Steve Cooper worked wonders at Nottingham Forest as Nuno Espirito Santo looks ahead to a massive transfer window

Steve Cooper arrived at the City Ground in September 2021 with all signs pointing to League One rather than a rapid ride to the Premier League.


Nottingham Forest had no realistic right to go up in his first season in charge, in fact they could have gone the way of Derby County under Chris Hughton's stewardship. They probably should have been relegated last season after Cooper was given 30 signings (most needed) in total and tasked with making a team out of a rapidly assembled group, plenty of whom got injured at various points.


Owner Evangelos Marinakis is massively ambitious and willing to give managers huge amounts of players for huge amounts of money, to his credit in the latter case. That ambition was a blessing and a curse though perhaps in Cooper's eyes.




Forest have tried to climb three rungs on the Premier League ladder this summer with the aim of leapfrogging clubs such as Fulham, Brentford and Crystal Palace, who will have one eye on what Cooper wants to do next no doubt. Now it might be time to steady the ship under a new captain.


Cooper has made mistakes as any young coach will. Team selections have occasionally looked knee jerk and his in game management has left him open to reasonable questions along the lines of 'what the hell was that' from the owner.


A catastrophic collapse to draw with Luton was inspired by three strange subs from Cooper and that was the beginning of the end. The 5-0 defeat to Fulham effectively sealed the deal when Markinakis was found to have thrown away his pass in a bush near Craven Cottage. Cooper's position was probably untenable by that point, even if he got two more games where he turned to trusted if more limited lieutenants.


It is now one win in 13 and Forest might well end the season grateful for the weaknesses of the three promoted teams, although they will hope for a January resurgence if Marinakis opens the cheque book again, which looks likely given his track record and the desperate need for a striker capable of covering Taiwo Awoniyi.
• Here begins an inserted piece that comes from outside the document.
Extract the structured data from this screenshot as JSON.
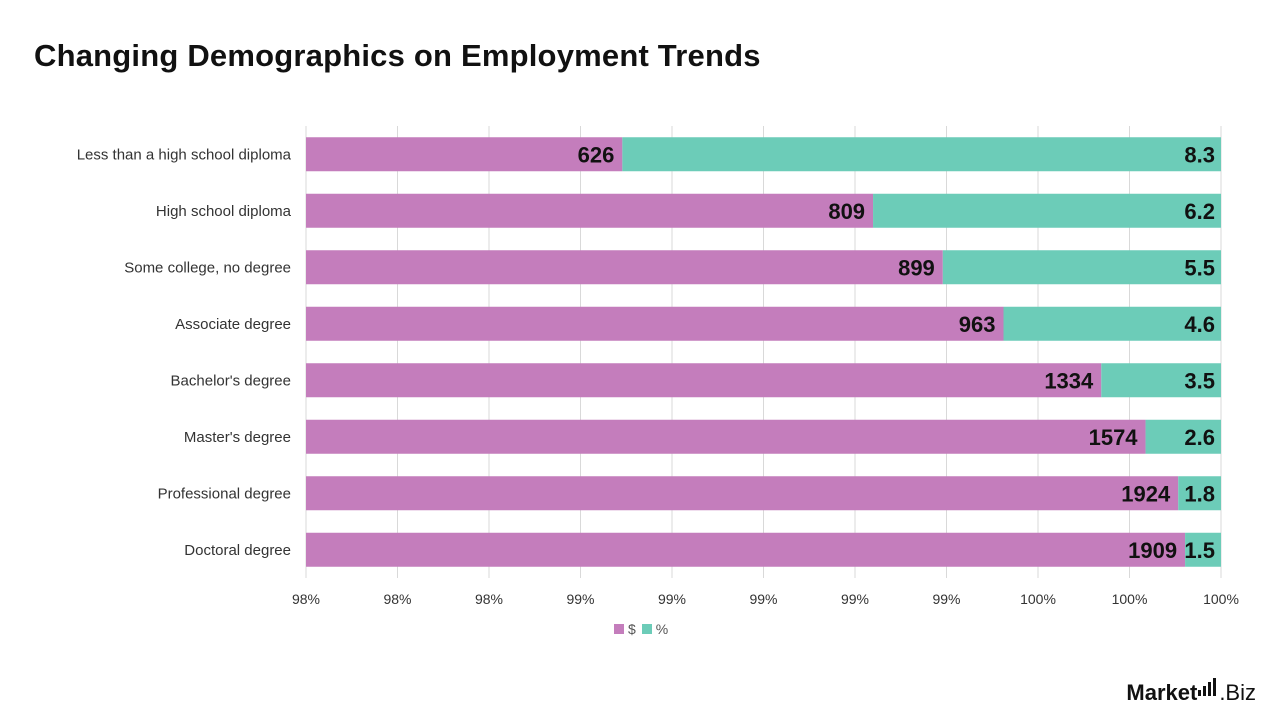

That is the future and we should all look to it now, but you cannot help look to the past and promotion at Wembley after finally ending the play-offs curse in a penalty shootout against Sheffield United.


There was also an FA Cup quarter-final and a League Cup semi-final, but for some Cooper's greatest day was the 1-0 win against Arsenal to ensure survival. It ran Wembley close, but 23 years of Championship misery cannot be forgotten. The tears of joy at Wembley prove that.
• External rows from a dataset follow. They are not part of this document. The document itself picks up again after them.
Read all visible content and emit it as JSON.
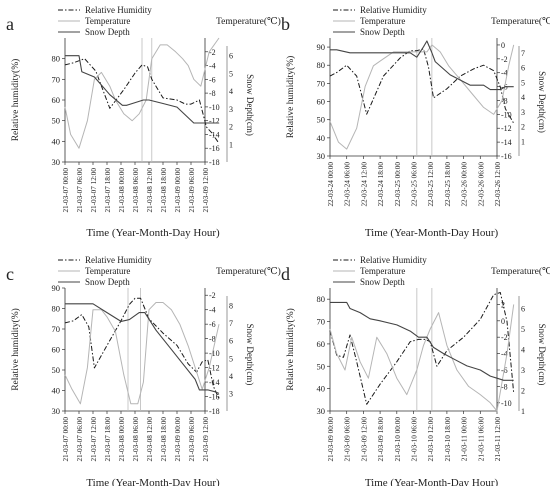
{
  "chart_data": [
    {
      "panel_label": "a",
      "type": "line",
      "x_tick_labels": [
        "21-03-07 00:00",
        "21-03-07 06:00",
        "21-03-07 12:00",
        "21-03-07 18:00",
        "21-03-08 00:00",
        "21-03-08 06:00",
        "21-03-08 12:00",
        "21-03-08 18:00",
        "21-03-09 00:00",
        "21-03-09 06:00",
        "21-03-09 12:00"
      ],
      "xlabel": "Time (Year-Month-Day Hour)",
      "ylabel_left": "Relative humidity(%)",
      "ylabel_right_outer": "Snow Depth(cm)",
      "ylabel_right_top": "Temperature(℃)",
      "ylim": [
        30,
        90
      ],
      "y_ticks": [
        30,
        40,
        50,
        60,
        70,
        80
      ],
      "temp_ylim": [
        -18,
        0
      ],
      "temp_ticks": [
        -18,
        -16,
        -14,
        -12,
        -10,
        -8,
        -6,
        -4,
        -2
      ],
      "snow_ylim": [
        0,
        7
      ],
      "snow_ticks": [
        1,
        2,
        3,
        4,
        5,
        6
      ],
      "legend": [
        "Relative Humidity",
        "Temperature",
        "Snow Depth"
      ],
      "vlines": [
        5.5,
        6.2
      ],
      "series": [
        {
          "name": "Relative Humidity",
          "x": [
            0,
            0.6,
            1.4,
            2.2,
            3.2,
            4.2,
            5.0,
            5.5,
            5.9,
            6.2,
            7,
            8,
            8.6,
            9,
            9.6,
            10.1,
            10.5,
            11
          ],
          "y": [
            77,
            78,
            80,
            74,
            56,
            65,
            73,
            77,
            76,
            70,
            61,
            60,
            58,
            58,
            60,
            47,
            44,
            39
          ]
        },
        {
          "name": "Temperature",
          "x": [
            0,
            0.4,
            1.0,
            1.6,
            2.1,
            2.6,
            3.2,
            3.6,
            4.2,
            4.8,
            5.3,
            5.8,
            6.2,
            6.8,
            7.3,
            7.9,
            8.4,
            8.8,
            9.2,
            9.7,
            10.3,
            11
          ],
          "y": [
            -10,
            -14,
            -16,
            -12,
            -6,
            -5,
            -7,
            -9,
            -11,
            -12,
            -11,
            -9,
            -3,
            -1,
            -1,
            -2,
            -3,
            -4,
            -6,
            -7,
            -2,
            0
          ]
        },
        {
          "name": "Snow Depth",
          "x": [
            0,
            1.0,
            1.2,
            2.1,
            3.2,
            4.1,
            4.4,
            5.6,
            6.0,
            7.0,
            8.0,
            9.2,
            9.8,
            10.5,
            11
          ],
          "y": [
            6.0,
            6.0,
            5.1,
            4.8,
            3.8,
            3.2,
            3.2,
            3.5,
            3.5,
            3.3,
            3.1,
            2.2,
            2.2,
            2.2,
            2.2
          ]
        }
      ]
    },
    {
      "panel_label": "b",
      "type": "line",
      "x_tick_labels": [
        "22-03-24 00:00",
        "22-03-24 06:00",
        "22-03-24 12:00",
        "22-03-24 18:00",
        "22-03-25 00:00",
        "22-03-25 06:00",
        "22-03-25 12:00",
        "22-03-25 18:00",
        "22-03-26 00:00",
        "22-03-26 06:00",
        "22-03-26 12:00"
      ],
      "xlabel": "Time (Year-Month-Day Hour)",
      "ylabel_left": "Relative humidity(%)",
      "ylabel_right_outer": "Snow Depth(cm)",
      "ylabel_right_top": "Temperature(℃)",
      "ylim": [
        30,
        95
      ],
      "y_ticks": [
        30,
        40,
        50,
        60,
        70,
        80,
        90
      ],
      "temp_ylim": [
        -16,
        1
      ],
      "temp_ticks": [
        -16,
        -14,
        -12,
        -10,
        -8,
        -6,
        -4,
        -2,
        0
      ],
      "snow_ylim": [
        0,
        8
      ],
      "snow_ticks": [
        1,
        2,
        3,
        4,
        5,
        6,
        7
      ],
      "legend": [
        "Relative Humidity",
        "Temperature",
        "Snow Depth"
      ],
      "vlines": [
        5.2,
        6.1
      ],
      "series": [
        {
          "name": "Relative Humidity",
          "x": [
            0,
            0.4,
            1.0,
            1.6,
            2.2,
            3.2,
            4.2,
            4.8,
            5.2,
            5.6,
            5.9,
            6.2,
            7.0,
            7.8,
            8.6,
            9.2,
            9.8,
            10.2,
            10.5,
            11
          ],
          "y": [
            74,
            76,
            80,
            74,
            53,
            74,
            84,
            88,
            88,
            89,
            79,
            62,
            67,
            74,
            78,
            80,
            77,
            68,
            56,
            48
          ]
        },
        {
          "name": "Temperature",
          "x": [
            0,
            0.5,
            1.0,
            1.6,
            2.1,
            2.6,
            3.2,
            3.8,
            4.4,
            5.0,
            5.4,
            5.8,
            6.1,
            6.6,
            7.1,
            7.8,
            8.5,
            9.2,
            9.8,
            10.3,
            10.7,
            11
          ],
          "y": [
            -11,
            -14,
            -15,
            -12,
            -6,
            -3,
            -2,
            -1,
            -1,
            -1,
            -1,
            -1,
            0,
            -1,
            -3,
            -5,
            -7,
            -9,
            -10,
            -8,
            -3,
            0
          ]
        },
        {
          "name": "Snow Depth",
          "x": [
            0,
            0.4,
            1.2,
            2.2,
            3.2,
            4.2,
            4.8,
            5.2,
            5.6,
            5.8,
            6.1,
            6.3,
            7.2,
            8.4,
            9.2,
            9.6,
            10.2,
            10.5,
            11
          ],
          "y": [
            7.2,
            7.2,
            7.0,
            7.0,
            7.0,
            7.0,
            7.0,
            6.7,
            7.4,
            7.8,
            7.0,
            6.4,
            5.5,
            4.8,
            4.8,
            4.5,
            4.5,
            4.7,
            4.7
          ]
        }
      ]
    },
    {
      "panel_label": "c",
      "type": "line",
      "x_tick_labels": [
        "21-03-07 00:00",
        "21-03-07 06:00",
        "21-03-07 12:00",
        "21-03-07 18:00",
        "21-03-08 00:00",
        "21-03-08 06:00",
        "21-03-08 12:00",
        "21-03-08 18:00",
        "21-03-09 00:00",
        "21-03-09 06:00",
        "21-03-09 12:00"
      ],
      "xlabel": "Time (Year-Month-Day Hour)",
      "ylabel_left": "Relative humidity(%)",
      "ylabel_right_outer": "Snow Depth(cm)",
      "ylabel_right_top": "Temperature(℃)",
      "ylim": [
        30,
        90
      ],
      "y_ticks": [
        30,
        40,
        50,
        60,
        70,
        80,
        90
      ],
      "temp_ylim": [
        -18,
        -1
      ],
      "temp_ticks": [
        -18,
        -16,
        -14,
        -12,
        -10,
        -8,
        -6,
        -4,
        -2
      ],
      "snow_ylim": [
        2,
        9
      ],
      "snow_ticks": [
        3,
        4,
        5,
        6,
        7,
        8
      ],
      "legend": [
        "Relative Humidity",
        "Temperature",
        "Snow Depth"
      ],
      "vlines": [
        4.5,
        5.4
      ],
      "series": [
        {
          "name": "Relative Humidity",
          "x": [
            0,
            0.6,
            1.2,
            1.7,
            2.1,
            3.0,
            4.0,
            4.6,
            5.0,
            5.4,
            6.0,
            7.0,
            8.0,
            8.8,
            9.4,
            9.8,
            10.2,
            10.6,
            11
          ],
          "y": [
            73,
            74,
            77,
            71,
            51,
            62,
            74,
            82,
            85,
            85,
            75,
            68,
            62,
            53,
            49,
            54,
            55,
            42,
            36
          ]
        },
        {
          "name": "Temperature",
          "x": [
            0,
            0.5,
            1.1,
            1.6,
            2.0,
            2.6,
            3.0,
            3.6,
            4.2,
            4.7,
            5.2,
            5.6,
            6.0,
            6.5,
            7.0,
            7.6,
            8.2,
            8.8,
            9.3,
            9.8,
            10.3,
            11
          ],
          "y": [
            -13,
            -15,
            -17,
            -12,
            -4,
            -4,
            -5,
            -7,
            -13,
            -17,
            -17,
            -14,
            -4,
            -3,
            -3,
            -4,
            -6,
            -9,
            -12,
            -15,
            -12,
            -6
          ]
        },
        {
          "name": "Snow Depth",
          "x": [
            0,
            0.3,
            1.0,
            2.0,
            3.0,
            4.0,
            4.6,
            5.3,
            5.7,
            6.5,
            7.5,
            8.5,
            9.3,
            9.6,
            10.2,
            10.7,
            11
          ],
          "y": [
            8.1,
            8.1,
            8.1,
            8.1,
            7.6,
            7.1,
            7.2,
            7.6,
            7.6,
            6.6,
            5.6,
            4.6,
            3.8,
            3.2,
            3.2,
            3.1,
            3.0
          ]
        }
      ]
    },
    {
      "panel_label": "d",
      "type": "line",
      "x_tick_labels": [
        "21-03-09 00:00",
        "21-03-09 06:00",
        "21-03-09 12:00",
        "21-03-09 18:00",
        "21-03-10 00:00",
        "21-03-10 06:00",
        "21-03-10 12:00",
        "21-03-10 18:00",
        "21-03-11 00:00",
        "21-03-11 06:00",
        "21-03-11 12:00"
      ],
      "xlabel": "Time (Year-Month-Day Hour)",
      "ylabel_left": "Relative humidity(%)",
      "ylabel_right_outer": "Snow Depth(cm)",
      "ylabel_right_top": "Temperature(℃)",
      "ylim": [
        30,
        85
      ],
      "y_ticks": [
        30,
        40,
        50,
        60,
        70,
        80
      ],
      "temp_ylim": [
        -11,
        4
      ],
      "temp_ticks": [
        -10,
        -8,
        -6,
        -4,
        -2,
        0,
        2
      ],
      "snow_ylim": [
        1,
        7
      ],
      "snow_ticks": [
        1,
        2,
        3,
        4,
        5,
        6
      ],
      "legend": [
        "Relative Humidity",
        "Temperature",
        "Snow Depth"
      ],
      "vlines": [
        5.2,
        6.1
      ],
      "series": [
        {
          "name": "Relative Humidity",
          "x": [
            0,
            0.4,
            0.8,
            1.2,
            1.6,
            2.2,
            3.0,
            4.0,
            4.8,
            5.3,
            5.7,
            6.0,
            6.4,
            7.0,
            8.0,
            9.0,
            9.8,
            10.2,
            10.6,
            11
          ],
          "y": [
            66,
            55,
            54,
            64,
            52,
            33,
            42,
            52,
            61,
            62,
            62,
            61,
            50,
            57,
            63,
            71,
            82,
            83,
            70,
            38
          ]
        },
        {
          "name": "Temperature",
          "x": [
            0,
            0.4,
            0.9,
            1.3,
            1.8,
            2.3,
            2.8,
            3.4,
            4.0,
            4.6,
            5.2,
            5.6,
            6.0,
            6.5,
            7.0,
            7.6,
            8.3,
            9.0,
            9.6,
            10.0,
            10.6,
            11
          ],
          "y": [
            -1,
            -4,
            -6,
            -2,
            -5,
            -7,
            -2,
            -4,
            -7,
            -9,
            -6,
            -3,
            -1,
            1,
            -3,
            -6,
            -8,
            -9,
            -10,
            -11,
            -4,
            2
          ]
        },
        {
          "name": "Snow Depth",
          "x": [
            0,
            0.5,
            1.0,
            1.2,
            1.8,
            2.4,
            3.0,
            4.0,
            4.8,
            5.3,
            5.8,
            6.2,
            6.8,
            7.5,
            8.2,
            9.0,
            9.6,
            10.0,
            10.4,
            11
          ],
          "y": [
            6.3,
            6.3,
            6.3,
            6.0,
            5.8,
            5.5,
            5.4,
            5.2,
            4.9,
            4.6,
            4.6,
            4.1,
            3.8,
            3.5,
            3.2,
            3.0,
            2.7,
            2.6,
            2.5,
            2.5
          ]
        }
      ]
    }
  ]
}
Forest had lurched from manager to manager before finding lightning in a bottle with Cooper. He restored the bond between club and fans and reinvigorated the red portion of the city.



Fans were vibrant again and all in for the ride in part because he was. Cooper might be from Wales and a product of the FA, Liverpool's academy and Swansea City, but he got Forest and the scale and potential of a club which had been on a gradual slide since the days of Brian Clough bar the odd chink of light under Frank Clark, Dave Bassett and Paul Hart.


So roll on Nuno Espirito Santo. He's got a big job on his hands, but consecutive seventh placed finishes in the Premier League with a provincial club of a similar scale show he can be a safe pair of hands. In the short term, a win over the festive period would be a fine start, but the best gift he can get is a successful transfer window with far more outs than ins.


His success at Wolves was based on a small tight knit squad, a team with solid foundations through the middle and pace out wide to counter attack. He is the continuity candidate in many ways, even if supporters have not been overly receptive to his appointment. Fans could grow to love him as Wolves supporters clearly do, but deep down we know it might not feel like it did under Cooper again.